Ingegneria, il gap italiano in un workshop all'Università di Bergamo


L'insignificante incidenza dell'imprenditoria italiana del progetto nell'offerta mondiale (1,1%, come mostrano le classifiche pubblicate in Edilizia e Territorio questa settimana) allarma. Per primo il ministero dello Sviluppo Economico il cui viceministro, Carlo Calenda, ha incaricato l'Inarch (che ha coinvolto l'Oice e gli Ordini Professionali) di una ricognizione sul meglio della progettazione italiana all'estero.

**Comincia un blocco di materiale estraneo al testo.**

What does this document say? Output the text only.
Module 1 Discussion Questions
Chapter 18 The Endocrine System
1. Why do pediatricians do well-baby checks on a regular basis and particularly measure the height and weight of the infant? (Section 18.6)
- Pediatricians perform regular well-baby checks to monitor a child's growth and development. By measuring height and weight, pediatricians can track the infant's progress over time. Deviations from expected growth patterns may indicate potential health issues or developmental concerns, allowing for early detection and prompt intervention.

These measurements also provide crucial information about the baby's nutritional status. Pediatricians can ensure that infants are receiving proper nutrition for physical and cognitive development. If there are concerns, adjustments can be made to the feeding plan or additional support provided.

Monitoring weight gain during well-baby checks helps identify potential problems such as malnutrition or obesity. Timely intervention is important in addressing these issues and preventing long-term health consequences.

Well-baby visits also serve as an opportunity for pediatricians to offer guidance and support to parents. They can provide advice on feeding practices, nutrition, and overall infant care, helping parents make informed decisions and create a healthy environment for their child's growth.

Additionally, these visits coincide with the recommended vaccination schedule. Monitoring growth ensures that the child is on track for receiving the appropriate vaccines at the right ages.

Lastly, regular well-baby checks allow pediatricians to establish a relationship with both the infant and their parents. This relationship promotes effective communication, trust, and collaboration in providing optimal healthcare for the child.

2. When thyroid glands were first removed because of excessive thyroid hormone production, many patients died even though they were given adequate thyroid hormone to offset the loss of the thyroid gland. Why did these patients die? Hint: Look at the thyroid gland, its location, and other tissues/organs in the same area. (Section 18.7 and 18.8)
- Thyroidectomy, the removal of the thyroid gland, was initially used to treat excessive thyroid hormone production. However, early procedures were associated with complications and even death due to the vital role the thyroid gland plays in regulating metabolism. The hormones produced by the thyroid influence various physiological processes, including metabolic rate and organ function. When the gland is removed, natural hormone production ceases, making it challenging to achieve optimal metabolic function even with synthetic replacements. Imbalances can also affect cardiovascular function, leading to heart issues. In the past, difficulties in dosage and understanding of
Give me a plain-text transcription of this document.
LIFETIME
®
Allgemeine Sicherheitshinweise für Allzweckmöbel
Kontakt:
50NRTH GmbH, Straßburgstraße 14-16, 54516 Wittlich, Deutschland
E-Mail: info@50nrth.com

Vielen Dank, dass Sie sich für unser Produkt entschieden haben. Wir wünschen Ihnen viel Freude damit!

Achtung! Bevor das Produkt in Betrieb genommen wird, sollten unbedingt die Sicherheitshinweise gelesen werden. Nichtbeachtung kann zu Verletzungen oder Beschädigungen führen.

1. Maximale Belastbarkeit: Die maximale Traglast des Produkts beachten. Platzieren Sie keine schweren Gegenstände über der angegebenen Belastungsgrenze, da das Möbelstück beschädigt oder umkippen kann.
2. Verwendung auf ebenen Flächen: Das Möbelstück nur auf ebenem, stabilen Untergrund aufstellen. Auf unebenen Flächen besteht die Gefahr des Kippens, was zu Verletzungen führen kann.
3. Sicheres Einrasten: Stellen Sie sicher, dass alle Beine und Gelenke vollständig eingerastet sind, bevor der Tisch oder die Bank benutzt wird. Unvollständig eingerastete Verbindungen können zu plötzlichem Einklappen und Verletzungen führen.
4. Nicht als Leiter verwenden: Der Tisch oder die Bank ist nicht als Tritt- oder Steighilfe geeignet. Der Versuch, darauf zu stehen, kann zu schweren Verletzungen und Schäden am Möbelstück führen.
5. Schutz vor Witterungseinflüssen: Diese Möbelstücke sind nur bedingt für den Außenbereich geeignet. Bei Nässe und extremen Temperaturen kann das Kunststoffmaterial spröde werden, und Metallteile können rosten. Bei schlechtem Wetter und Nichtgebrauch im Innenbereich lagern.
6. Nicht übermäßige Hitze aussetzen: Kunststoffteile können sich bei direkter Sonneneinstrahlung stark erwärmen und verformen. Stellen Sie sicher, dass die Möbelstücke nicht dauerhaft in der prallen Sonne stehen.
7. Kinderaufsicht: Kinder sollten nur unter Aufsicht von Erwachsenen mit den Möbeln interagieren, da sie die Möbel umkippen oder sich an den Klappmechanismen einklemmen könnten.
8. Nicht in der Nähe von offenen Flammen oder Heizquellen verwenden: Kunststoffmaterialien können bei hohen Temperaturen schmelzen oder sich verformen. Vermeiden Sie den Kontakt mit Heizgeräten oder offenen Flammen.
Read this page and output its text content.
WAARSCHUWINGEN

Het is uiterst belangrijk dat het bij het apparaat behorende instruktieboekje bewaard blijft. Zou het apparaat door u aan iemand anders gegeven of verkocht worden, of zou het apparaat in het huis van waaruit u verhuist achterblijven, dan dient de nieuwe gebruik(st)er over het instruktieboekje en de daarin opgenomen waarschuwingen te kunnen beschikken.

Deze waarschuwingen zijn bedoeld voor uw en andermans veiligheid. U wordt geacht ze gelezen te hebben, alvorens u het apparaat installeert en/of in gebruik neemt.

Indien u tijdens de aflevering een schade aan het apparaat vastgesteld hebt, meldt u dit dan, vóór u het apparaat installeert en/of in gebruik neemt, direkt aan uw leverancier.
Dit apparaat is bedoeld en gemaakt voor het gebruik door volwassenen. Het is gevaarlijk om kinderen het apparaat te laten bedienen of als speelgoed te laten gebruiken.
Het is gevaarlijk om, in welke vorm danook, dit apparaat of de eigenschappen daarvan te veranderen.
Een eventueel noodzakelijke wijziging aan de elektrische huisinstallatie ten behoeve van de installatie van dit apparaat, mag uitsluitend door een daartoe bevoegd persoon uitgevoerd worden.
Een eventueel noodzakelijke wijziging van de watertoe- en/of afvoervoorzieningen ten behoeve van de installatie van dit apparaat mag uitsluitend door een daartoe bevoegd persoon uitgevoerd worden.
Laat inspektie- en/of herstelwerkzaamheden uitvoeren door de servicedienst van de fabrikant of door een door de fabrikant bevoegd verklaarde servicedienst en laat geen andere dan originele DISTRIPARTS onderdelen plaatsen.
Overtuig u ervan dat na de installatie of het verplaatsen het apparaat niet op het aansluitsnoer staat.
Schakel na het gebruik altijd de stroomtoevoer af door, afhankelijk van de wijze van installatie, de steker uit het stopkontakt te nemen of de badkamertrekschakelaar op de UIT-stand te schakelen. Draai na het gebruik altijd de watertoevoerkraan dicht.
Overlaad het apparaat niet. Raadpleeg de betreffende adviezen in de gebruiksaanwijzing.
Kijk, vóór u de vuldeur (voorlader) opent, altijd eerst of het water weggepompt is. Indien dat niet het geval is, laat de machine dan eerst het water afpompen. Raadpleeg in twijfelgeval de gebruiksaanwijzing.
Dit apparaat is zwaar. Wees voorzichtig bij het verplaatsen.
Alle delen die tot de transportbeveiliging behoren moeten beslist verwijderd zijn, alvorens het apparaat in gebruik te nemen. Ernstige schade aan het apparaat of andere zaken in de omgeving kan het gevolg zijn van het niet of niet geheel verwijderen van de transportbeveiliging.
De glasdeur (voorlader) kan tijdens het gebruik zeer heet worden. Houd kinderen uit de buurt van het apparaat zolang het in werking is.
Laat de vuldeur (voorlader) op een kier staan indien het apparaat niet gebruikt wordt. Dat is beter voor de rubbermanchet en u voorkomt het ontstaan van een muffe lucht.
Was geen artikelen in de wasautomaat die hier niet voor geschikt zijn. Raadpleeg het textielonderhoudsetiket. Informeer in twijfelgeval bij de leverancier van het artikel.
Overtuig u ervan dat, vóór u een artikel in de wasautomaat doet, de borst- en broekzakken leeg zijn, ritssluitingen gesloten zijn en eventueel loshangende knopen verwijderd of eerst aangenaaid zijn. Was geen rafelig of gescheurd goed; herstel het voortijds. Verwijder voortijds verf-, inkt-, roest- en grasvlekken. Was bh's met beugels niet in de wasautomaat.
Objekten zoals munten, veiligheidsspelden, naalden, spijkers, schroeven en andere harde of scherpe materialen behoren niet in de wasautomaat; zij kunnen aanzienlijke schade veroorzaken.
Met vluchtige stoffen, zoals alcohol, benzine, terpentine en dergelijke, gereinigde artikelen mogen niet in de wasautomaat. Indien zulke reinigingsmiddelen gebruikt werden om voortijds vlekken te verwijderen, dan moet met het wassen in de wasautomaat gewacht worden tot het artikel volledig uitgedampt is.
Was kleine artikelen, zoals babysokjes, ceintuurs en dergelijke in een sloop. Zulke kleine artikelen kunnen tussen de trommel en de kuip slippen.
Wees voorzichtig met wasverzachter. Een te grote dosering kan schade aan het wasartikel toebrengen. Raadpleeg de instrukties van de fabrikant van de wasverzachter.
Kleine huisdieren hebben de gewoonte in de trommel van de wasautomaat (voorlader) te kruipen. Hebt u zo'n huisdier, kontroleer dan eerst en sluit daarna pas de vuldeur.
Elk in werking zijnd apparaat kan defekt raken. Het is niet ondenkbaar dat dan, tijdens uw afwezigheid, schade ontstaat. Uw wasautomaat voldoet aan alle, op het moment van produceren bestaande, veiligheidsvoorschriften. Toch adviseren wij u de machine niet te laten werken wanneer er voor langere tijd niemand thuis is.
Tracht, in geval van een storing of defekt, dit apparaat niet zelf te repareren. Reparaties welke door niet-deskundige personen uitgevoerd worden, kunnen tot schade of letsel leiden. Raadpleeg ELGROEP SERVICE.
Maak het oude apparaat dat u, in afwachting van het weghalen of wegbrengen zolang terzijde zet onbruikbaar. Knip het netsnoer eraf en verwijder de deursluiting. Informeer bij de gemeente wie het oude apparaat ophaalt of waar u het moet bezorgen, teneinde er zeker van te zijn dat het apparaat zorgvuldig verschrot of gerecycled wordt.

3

Per discutere le strategie per una più ampia internazionalizzazione l'Università di Bergamo organizza per il prossimo giovedì 2 ottobre un workshop a porte chiuse tra gli operatori dell'imprenditoria del progetto. I discussant saranno Francesca Federzoni (Politecnica), Giulo Ceppi (Total Tool), Claudio Collinvitti (Italferr) e Aldo Cingolani (Bertone Design). Le conclusioni saranno tratte da Alfredo Ingletti (Oice). Ideatore dell'inziativa è Aldo Norsa (Università Iuav di Venezia) che intende pubblicare le raccomandazioni e gli spunti del workshop (in aggiunta alle classifiche delle principali realtà del settore) nel Rapporto 2014 sull'Imprenditoria del Progetto, che sarà allegato a Edilizia e Territorio il prossimo 10 novembre.